The basic facts of Turner’s life can be quickly recalled: born in the one-stoplight town of Nutbush, Tennessee, where her churchgoing ideals were soon compromised by her secular interests, she moved to St. Louis as a teenager, in short order meeting her future husband — the saturnine, guitar-playing Ike Turner – and becoming the only female member of his band, the Kings of Rhythm. It proved a musically fruitful, if personally fraught — and ultimately violent – relationship. “My life with Ike was doomed the day he figured out I was going to be his moneymaker,” Turner wrote in her last autobiography. “He needed to control me, economically and psychologically, so I could never leave him.”

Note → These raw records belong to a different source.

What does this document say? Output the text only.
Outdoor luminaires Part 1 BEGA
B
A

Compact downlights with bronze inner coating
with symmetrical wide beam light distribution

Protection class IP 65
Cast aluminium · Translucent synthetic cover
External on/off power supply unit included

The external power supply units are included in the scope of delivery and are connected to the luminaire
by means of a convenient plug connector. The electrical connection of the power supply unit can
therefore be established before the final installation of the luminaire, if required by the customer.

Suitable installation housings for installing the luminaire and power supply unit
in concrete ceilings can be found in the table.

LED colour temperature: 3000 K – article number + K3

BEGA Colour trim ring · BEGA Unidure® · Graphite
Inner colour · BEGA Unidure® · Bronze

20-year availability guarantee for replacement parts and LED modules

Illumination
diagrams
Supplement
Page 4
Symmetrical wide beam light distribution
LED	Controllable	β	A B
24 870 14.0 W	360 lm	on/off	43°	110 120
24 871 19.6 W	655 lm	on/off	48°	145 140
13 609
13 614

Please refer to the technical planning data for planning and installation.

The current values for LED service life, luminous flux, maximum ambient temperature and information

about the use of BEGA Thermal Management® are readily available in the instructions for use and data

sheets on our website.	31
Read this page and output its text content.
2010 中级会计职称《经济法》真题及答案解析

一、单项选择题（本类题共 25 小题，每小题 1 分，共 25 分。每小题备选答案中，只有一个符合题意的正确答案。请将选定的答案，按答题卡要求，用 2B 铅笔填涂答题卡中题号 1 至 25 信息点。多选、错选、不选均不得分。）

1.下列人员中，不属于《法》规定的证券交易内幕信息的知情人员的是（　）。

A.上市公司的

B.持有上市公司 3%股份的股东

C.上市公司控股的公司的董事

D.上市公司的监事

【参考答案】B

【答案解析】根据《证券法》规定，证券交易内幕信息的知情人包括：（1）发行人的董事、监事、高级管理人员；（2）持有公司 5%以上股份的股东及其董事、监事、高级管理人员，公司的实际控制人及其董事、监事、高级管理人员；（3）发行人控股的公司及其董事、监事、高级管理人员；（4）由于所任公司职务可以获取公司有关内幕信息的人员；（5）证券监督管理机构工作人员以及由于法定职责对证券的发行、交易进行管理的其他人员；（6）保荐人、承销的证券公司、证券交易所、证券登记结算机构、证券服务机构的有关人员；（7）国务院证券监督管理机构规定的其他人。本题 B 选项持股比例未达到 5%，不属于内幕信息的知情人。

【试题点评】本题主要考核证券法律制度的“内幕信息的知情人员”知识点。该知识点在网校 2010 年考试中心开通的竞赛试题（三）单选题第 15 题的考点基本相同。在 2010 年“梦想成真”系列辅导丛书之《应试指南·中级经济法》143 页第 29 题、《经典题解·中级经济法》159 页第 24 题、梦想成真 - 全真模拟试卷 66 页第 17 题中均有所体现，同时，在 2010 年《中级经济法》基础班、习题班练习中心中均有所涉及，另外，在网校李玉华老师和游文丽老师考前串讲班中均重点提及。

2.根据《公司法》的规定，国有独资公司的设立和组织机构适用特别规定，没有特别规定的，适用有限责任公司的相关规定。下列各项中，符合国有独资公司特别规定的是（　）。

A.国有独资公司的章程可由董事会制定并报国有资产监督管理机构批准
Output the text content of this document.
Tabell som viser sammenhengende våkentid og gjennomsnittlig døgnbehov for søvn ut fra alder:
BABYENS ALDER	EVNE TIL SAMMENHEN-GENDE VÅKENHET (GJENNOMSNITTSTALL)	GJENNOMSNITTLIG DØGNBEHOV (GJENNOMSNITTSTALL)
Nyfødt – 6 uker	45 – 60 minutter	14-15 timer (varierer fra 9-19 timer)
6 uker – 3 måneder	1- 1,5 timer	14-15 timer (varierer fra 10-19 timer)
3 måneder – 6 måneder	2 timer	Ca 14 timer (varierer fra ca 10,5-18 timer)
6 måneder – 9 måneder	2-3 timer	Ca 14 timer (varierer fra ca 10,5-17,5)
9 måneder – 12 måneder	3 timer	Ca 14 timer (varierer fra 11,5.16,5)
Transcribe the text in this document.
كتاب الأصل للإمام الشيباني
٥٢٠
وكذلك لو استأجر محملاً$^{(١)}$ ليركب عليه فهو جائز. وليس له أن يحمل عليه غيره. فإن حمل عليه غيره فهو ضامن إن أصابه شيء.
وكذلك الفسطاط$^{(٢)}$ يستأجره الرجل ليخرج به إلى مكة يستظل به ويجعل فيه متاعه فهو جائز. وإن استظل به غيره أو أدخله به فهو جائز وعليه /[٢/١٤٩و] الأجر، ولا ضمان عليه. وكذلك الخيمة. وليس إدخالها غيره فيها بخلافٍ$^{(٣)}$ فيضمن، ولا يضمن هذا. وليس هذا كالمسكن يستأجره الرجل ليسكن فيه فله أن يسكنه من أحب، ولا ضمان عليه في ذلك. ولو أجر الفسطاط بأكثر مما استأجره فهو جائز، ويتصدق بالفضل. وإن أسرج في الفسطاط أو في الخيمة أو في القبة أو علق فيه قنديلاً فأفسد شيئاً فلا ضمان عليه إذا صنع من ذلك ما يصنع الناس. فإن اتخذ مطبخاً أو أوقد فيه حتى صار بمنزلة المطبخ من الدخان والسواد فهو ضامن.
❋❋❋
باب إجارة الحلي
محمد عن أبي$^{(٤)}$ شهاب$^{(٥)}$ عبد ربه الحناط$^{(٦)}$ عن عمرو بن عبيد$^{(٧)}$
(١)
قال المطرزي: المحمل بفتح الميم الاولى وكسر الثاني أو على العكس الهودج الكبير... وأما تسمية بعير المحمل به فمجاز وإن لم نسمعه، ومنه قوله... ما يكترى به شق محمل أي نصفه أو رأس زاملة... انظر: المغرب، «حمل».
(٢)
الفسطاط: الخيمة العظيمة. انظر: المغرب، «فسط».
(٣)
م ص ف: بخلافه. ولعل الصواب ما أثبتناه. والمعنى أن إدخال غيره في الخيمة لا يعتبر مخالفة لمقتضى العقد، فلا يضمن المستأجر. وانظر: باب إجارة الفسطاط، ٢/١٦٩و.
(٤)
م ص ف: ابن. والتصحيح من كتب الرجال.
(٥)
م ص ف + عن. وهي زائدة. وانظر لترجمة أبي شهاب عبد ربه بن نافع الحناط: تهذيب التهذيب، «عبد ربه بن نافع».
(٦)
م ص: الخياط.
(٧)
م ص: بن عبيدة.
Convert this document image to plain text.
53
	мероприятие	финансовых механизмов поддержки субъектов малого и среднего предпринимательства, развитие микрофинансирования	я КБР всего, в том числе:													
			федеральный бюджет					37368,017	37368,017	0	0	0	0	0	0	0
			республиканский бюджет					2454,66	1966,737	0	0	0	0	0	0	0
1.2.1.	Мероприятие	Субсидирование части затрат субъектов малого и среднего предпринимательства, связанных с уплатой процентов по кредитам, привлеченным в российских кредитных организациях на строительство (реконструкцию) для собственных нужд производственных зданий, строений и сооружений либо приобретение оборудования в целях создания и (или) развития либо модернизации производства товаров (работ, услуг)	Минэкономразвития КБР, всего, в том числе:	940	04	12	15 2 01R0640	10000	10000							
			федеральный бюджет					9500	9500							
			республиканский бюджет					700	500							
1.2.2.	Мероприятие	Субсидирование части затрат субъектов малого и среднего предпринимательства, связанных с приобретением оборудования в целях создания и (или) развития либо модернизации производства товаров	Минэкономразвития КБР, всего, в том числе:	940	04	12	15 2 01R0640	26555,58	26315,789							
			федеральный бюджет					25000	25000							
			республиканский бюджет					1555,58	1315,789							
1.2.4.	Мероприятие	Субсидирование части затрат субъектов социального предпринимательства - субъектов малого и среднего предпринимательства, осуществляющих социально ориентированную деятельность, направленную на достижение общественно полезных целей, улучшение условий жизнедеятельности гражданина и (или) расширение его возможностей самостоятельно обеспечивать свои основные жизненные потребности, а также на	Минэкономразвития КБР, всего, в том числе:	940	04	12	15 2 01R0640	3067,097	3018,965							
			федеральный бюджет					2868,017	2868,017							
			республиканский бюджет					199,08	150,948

In the end, she did leave, literally running away from her husband following a fight en route to a show in Dallas, with just thirty-six cents in her pocket, setting the stage for an unlikely and prolonged second act as a solo artist. Turner’s musical highpoint during her years with Ike was 1966’s Phil Spector-produced “River Deep — Mountain High”, as well as some notably energetic dates in support of the Rolling Stones, among others. Her personal legacy from the divorce was less impressive: two secondhand cars, and the rights to her stage name.
Turner’s ultimate comeback wasn’t quite as seamless as recalled in one or two of her instant obituaries. She recorded three unsuccessful albums in the late 1970s, but then hit the big time again with 1984’s Private Dancer and its ubiquitous hit single “What’s Love Got to Do with It,” which between them won four Grammy awards, including Record of the Year. One or two churlish critics found they could resist the song itself, with its pedestrian tempo and somewhat cheesy synthesized harmonica solo, but it undoubtedly afforded Turner a new lease on life. Over time she would become a model of endurance in an industry that tends to jettison even its more successful female artists in early middle age. Turner announced her eventual retirement shortly after she turned sixty in 2000, although in true show business fashion she then returned with a farewell tour marking the fiftieth anniversary of her career, synchronized with the compilation album Tina: The Platinum Collection. After that she was content to settle down to a Swiss retirement with her German-born husband Erwin Bach, although it was said that she still sang at her local Buddhist temple, and eventually appeared on four largely chanted albums by Beyond, an all-female group of fellow devotees.
How should we best measure the success of a public entertainer? In Turner’s case, the box denoting sheer scale — she sold over 100 million records worldwide — clearly gets a tick. The style box gets ticked as well, because of the nonstop oomph of her live performances, with their generous quota of flashing video screens, fast-changing lights, lashings of dry ice and other effects, along with the skimpily glittering outfits favored by the artist herself. Also to be considered is sheer resilience: whatever you may think of Turner’s music, it took guts for her to bounce back to the top as she did in her mid-forties, quite apart from her inspirational example to other domestic-abuse victims.
Perhaps in the end we should remember a different Tina Turner to the high-kicking performer with the big hair. She was something much more universal than that: a survivor.